L’histoire du fauteuil Proust démarre en 1976, quand l’architecte Alessandro Mendini et le designer Francesco Binfaré travaillent sur un tissu destiné au label Cassina. Mendini cherche l’inspiration en France, dans les lieux où a vécu Marcel Proust. Complètement hypnotisé par l’auteur d’A la recherche du temps perdu, il décide de lui dédier un fauteuil, d’abord produit par le studio Alchimia, atelier d’expérimentation entre art et industrie. Mendini milite alors pour le re-design, la réutilisation de formes éprouvées, tournant ainsi le dos à l’élaboration de nouveaux standards chers au Bauhaus. Chez Proust, comprendre le temps, c’est se ressouvenir. Mendini propose donc à ses contemporains une bergère Régence aux lignes exagérées, recouverte – bois du châssis compris – de motifs de prairie empruntés à une toile de Paul Signac. Avec le Proust, Mendini rompt avec le design industriel pur et dur, s’appuyant sur la capacité des objets à faire rêver. Ce fauteuil oscille entre kitsch et mix d’art, d’installation et de peinture.
Entre divisionnisme et pointillisme, Mendini applique à la main, sur son fauteuil, de petites touches de peinture acrylique que notre oeil mélange de lui-même. Il en produit ainsi une trentaine, uniquement des pièces uniques, pas numérotées mais datées. Décidément, tout ceci est vraiment très proustien ! En 1989, l’atelier Mendini devient le seul éditeur autorisé jusqu’en 1994. L’éditeur Giulio Cappellini décide cette année-là de distribuer le Proust dans une version dont le tissu est imprimé, en plusieurs versions, alternant bleu et gris, vert ou jaune.

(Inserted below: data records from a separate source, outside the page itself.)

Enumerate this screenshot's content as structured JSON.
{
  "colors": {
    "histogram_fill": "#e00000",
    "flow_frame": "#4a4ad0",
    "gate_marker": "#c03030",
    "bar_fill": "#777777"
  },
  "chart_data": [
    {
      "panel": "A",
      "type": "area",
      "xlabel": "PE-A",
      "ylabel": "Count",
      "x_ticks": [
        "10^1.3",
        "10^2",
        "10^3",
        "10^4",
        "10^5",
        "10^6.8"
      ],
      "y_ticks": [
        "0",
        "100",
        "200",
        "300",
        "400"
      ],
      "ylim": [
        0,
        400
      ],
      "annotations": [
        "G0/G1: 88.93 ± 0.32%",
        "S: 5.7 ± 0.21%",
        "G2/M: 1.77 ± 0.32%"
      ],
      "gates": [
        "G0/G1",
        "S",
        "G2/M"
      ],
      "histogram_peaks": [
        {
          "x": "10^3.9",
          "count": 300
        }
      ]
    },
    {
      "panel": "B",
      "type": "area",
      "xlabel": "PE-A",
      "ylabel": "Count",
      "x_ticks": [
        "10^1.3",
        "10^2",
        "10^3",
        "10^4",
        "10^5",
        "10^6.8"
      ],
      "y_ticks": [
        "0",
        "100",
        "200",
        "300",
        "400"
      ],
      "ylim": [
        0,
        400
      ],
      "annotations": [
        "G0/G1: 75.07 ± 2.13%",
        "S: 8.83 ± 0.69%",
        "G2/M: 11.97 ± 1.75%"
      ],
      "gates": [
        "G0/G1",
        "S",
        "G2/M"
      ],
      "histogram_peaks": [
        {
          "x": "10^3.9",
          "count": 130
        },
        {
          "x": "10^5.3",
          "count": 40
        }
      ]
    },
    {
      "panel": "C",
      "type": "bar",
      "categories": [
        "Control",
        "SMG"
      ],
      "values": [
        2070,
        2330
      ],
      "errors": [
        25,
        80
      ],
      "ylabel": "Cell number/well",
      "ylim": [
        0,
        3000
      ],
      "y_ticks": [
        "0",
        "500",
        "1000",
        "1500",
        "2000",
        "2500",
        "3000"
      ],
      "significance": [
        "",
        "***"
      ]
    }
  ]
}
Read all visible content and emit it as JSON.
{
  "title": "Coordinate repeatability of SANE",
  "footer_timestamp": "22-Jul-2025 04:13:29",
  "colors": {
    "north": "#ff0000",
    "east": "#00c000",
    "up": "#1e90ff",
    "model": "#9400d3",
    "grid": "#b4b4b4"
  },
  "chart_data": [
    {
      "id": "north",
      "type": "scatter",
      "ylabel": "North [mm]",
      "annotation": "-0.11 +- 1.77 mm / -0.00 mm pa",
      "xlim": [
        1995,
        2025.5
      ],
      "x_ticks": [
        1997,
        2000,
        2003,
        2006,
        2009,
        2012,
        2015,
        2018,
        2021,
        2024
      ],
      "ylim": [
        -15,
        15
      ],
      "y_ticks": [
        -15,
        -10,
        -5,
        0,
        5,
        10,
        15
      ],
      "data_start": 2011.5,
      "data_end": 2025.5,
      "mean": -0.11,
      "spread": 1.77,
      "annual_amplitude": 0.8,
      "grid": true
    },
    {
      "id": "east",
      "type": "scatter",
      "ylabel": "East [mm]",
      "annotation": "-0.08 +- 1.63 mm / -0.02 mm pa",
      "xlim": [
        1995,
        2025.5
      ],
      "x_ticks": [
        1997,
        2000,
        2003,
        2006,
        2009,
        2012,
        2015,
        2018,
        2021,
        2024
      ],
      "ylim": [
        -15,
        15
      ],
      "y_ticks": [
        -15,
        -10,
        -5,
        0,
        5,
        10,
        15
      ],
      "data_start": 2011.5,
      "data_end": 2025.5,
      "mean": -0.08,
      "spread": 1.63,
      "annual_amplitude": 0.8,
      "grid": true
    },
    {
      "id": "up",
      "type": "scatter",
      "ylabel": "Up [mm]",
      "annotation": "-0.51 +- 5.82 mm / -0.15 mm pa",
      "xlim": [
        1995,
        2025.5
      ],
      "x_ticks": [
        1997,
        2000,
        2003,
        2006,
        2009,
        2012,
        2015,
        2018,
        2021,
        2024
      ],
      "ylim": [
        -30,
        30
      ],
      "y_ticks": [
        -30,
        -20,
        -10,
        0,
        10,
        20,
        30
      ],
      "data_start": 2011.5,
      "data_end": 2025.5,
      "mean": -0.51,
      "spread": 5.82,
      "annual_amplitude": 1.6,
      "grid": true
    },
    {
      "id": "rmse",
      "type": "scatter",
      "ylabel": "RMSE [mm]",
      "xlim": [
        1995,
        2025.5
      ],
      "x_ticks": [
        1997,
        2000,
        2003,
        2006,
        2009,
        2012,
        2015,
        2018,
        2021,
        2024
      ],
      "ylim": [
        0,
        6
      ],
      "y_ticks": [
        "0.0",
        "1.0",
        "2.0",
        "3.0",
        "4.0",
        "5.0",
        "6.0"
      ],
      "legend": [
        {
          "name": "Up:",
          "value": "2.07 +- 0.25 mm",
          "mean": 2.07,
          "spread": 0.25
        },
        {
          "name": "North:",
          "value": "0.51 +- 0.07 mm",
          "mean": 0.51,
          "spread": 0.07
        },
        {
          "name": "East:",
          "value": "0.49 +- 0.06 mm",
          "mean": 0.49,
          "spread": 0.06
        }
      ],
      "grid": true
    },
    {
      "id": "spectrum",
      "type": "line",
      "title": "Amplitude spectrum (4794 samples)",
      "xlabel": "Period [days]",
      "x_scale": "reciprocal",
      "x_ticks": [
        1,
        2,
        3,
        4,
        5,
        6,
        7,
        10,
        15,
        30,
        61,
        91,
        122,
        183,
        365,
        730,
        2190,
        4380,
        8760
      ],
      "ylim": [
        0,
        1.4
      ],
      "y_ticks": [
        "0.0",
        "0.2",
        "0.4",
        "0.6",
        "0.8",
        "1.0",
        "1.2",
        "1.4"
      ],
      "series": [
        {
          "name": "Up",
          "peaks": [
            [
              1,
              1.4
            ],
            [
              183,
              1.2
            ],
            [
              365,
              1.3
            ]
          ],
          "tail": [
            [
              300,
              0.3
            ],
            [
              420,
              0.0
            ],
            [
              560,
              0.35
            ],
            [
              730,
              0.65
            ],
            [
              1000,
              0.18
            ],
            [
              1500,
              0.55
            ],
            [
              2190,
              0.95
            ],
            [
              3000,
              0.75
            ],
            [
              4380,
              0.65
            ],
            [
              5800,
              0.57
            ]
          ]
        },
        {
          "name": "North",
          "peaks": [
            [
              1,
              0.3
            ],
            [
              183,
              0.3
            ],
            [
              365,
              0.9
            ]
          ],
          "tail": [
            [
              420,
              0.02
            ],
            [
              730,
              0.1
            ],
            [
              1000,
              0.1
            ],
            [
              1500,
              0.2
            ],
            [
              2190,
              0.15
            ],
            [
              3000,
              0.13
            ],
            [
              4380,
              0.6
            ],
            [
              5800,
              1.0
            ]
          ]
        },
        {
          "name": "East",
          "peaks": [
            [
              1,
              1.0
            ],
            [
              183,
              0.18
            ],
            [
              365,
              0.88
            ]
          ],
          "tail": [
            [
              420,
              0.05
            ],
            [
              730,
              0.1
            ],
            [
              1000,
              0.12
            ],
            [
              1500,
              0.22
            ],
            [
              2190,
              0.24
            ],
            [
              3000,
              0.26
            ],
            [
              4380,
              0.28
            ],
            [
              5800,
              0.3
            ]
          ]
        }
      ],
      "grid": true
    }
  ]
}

Pour Mendini, le Proust est, dit-il, un « siège-roman ». Il faut signaler qu’il a été créé pour orner le Palazzo dei Diamanti à Ferrara, théâtre du célèbre Romanzo di Ferrare de l’écrivain Giorgio Bassani, lui-même inspiré de la Recherche de Marcel Proust…
En 2009, Cappellini édite une nouvelle mouture baptisée Geometrica. La forme n’a pas changé alors que le tissu annonce un tout autre jeu de couleurs, comme si la palette Pop art de l’artiste américain Rosenquist éclatait sur un foulard Pucci. Cela évoque aussi bien les expérimentations des eighties que les peintres futuristes italiens. La liberté, l’ironie et l’opulence sans peur de Mendini sont toujours là, mais entre-temps Cappellini est devenu un acteur reconnu du design. Du coup, le Proust Geometrica fait plus penser à un siège de Mendini pour Cappellini qu’à l’original de 1978 resté une icône suprême.
En 2011, Magis édite une troisième version, cette fois en polyéthylène rotomoulé. Une prouesse technique mais aussi un paradoxe puisque le fauteuil se mue ainsi en véritable objet industriel. Pour autant, Alessandro Mendini assume cette « nouveauté vraiment inattendue » et l’argumente par l’envie d’offrir « une nouvelle énergie de couleurs et d’atmosphères à un objet intemporel ». Et pour cause, en plus d’un motif pointilliste qui évoque ses origines, le Proust revêt pour la première fois un habit monochrome, décliné en rouge, orange, bleu, noir ou blanc. De nouvelles finitions qui s’accompagnent d’une petite révolution. Avec cette nouvelle technique de production faisant appel au plastique, le fauteuil, plus résistant aux intempéries et aux rayons du soleil, s’autorise désormais une vie à l’extérieur tandis que son prix diminue considérablement. Une aubaine pour tous les fans du maestro qui pleurent sa disparition depuis le 18 février dernier.